Sin embargo, esta aparente estabilidad podría ser temporal. Las bonificaciones fiscales sobre la electricidad y el gas natural dejaron de aplicarse el 1 de junio, lo que ya está empezando a reflejarse en el coste de la energía para hogares y empresas. A ello se suma que los descuentos sobre los carburantes finalizarán el 30 de junio, un factor que podría intensificar la presión sobre los precios durante el verano. Algunos analistas prevén que la inflación podría acercarse de nuevo al 4%, niveles que no se registraban desde hace más de tres años.

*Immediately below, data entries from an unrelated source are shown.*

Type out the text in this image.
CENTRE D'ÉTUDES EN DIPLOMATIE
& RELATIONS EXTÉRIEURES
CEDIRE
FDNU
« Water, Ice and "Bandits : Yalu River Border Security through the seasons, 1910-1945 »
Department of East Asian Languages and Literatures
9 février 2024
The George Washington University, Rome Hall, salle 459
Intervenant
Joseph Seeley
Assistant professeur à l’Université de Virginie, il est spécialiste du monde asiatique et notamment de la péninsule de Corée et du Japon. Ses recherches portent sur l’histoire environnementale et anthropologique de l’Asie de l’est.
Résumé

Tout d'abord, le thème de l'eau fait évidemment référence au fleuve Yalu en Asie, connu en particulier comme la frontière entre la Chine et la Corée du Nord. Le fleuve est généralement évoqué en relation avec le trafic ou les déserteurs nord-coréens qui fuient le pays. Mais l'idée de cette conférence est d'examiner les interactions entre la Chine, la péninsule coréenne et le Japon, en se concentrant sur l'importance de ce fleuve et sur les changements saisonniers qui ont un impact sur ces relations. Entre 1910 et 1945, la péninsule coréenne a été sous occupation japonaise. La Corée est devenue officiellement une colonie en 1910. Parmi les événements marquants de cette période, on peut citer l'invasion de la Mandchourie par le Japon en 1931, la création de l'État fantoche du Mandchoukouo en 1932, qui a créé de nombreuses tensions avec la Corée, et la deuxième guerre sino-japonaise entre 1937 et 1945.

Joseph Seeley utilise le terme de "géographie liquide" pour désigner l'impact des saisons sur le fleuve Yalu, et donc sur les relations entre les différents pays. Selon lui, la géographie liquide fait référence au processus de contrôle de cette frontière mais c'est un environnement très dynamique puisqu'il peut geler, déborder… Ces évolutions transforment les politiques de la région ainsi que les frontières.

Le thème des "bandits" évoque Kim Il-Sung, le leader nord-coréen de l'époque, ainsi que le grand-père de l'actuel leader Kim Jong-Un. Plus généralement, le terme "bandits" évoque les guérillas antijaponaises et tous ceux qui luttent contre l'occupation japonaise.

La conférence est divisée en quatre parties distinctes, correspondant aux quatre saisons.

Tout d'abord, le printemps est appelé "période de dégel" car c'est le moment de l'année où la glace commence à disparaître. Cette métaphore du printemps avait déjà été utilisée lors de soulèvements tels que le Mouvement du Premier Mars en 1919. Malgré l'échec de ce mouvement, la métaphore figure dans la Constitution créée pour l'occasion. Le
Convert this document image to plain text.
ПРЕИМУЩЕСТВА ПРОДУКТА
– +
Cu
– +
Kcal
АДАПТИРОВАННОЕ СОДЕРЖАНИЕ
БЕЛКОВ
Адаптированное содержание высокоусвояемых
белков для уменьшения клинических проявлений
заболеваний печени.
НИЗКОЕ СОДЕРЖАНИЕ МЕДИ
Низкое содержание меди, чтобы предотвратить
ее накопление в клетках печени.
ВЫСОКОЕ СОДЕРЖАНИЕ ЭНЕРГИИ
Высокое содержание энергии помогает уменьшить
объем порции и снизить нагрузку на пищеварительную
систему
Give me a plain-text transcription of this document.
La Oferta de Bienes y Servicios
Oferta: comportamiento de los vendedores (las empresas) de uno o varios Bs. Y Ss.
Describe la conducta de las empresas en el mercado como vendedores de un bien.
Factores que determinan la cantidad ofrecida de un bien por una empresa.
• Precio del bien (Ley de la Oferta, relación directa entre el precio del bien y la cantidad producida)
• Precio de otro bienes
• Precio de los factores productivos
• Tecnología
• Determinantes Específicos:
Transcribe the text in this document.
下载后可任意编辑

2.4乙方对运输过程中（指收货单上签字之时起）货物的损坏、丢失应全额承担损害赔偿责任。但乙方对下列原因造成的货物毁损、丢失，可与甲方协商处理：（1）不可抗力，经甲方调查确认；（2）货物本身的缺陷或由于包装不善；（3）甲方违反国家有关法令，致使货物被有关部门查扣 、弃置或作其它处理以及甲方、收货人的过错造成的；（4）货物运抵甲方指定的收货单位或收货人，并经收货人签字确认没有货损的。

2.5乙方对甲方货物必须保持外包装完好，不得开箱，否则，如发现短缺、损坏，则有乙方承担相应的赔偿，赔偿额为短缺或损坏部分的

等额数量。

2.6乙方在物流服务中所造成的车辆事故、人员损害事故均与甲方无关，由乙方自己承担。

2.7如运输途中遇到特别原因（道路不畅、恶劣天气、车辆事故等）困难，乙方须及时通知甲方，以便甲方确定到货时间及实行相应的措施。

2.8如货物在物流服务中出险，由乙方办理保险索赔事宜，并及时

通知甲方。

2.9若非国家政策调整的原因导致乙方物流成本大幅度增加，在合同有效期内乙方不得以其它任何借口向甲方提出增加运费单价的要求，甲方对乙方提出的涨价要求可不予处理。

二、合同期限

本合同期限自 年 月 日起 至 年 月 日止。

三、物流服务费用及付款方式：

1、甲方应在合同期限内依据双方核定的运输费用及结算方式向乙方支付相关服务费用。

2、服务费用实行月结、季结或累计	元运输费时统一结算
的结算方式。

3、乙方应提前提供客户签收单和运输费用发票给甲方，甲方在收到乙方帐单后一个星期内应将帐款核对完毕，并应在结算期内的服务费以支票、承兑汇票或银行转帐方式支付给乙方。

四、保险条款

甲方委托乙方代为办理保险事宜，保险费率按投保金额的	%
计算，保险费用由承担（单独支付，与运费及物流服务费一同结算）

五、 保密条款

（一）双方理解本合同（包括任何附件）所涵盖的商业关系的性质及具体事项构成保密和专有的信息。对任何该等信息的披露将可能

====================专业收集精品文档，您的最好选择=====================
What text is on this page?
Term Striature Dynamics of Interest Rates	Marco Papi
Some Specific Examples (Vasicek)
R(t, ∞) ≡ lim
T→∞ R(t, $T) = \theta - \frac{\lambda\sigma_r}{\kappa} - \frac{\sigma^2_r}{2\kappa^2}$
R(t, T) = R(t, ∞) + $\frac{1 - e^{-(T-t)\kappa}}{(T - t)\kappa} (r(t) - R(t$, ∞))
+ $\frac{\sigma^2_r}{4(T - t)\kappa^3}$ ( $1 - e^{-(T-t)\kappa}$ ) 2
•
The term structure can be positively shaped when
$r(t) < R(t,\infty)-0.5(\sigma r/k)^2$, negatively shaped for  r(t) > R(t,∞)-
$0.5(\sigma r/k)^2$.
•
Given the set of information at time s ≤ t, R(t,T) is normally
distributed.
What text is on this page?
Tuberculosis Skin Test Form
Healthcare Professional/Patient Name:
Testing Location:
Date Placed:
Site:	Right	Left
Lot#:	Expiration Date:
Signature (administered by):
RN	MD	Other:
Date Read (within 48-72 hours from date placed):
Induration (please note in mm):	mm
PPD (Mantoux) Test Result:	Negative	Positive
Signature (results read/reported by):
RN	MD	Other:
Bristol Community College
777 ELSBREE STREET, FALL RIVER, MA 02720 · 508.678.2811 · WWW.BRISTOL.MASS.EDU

En el mes de mayo, cuyos datos han sido confirmados por el INE tras el avance publicado a finales de mes, la estabilidad de los precios se explicó principalmente por la contención en electricidad, gas y alimentos, que compensó el encarecimiento de los carburantes. El último tramo de vigencia del plan del Ejecutivo para amortiguar el impacto de la guerra en Irán ha tenido un papel relevante en este comportamiento. Según estimaciones del Ministerio de Economía, sin estas medidas fiscales la inflación habría superado el 4% y el encarecimiento de los carburantes sería notablemente mayor.
Dentro de la cesta de la compra, los alimentos y bebidas no alcohólicas moderaron su subida hasta el 2,2%, cuatro décimas menos que en abril, gracias a la evolución favorable de productos como frutas, hortalizas, legumbres y patatas. El Gobierno interpreta este dato como un alivio para los hogares, al evitarse de momento un traslado significativo del aumento de costes energéticos a los precios de los alimentos, algo que sí ocurrió en episodios inflacionistas anteriores.
Por su parte, la inflación subyacente, que excluye la energía y los alimentos no elaborados, se situó en el 3%, dos décimas por encima del mes anterior, lo que indica que las presiones de fondo sobre los precios siguen presentes. En conjunto, el escenario apunta a una inflación todavía contenida, pero vulnerable a un repunte en los próximos meses por el fin de las ayudas energéticas y la evolución del mercado de combustibles.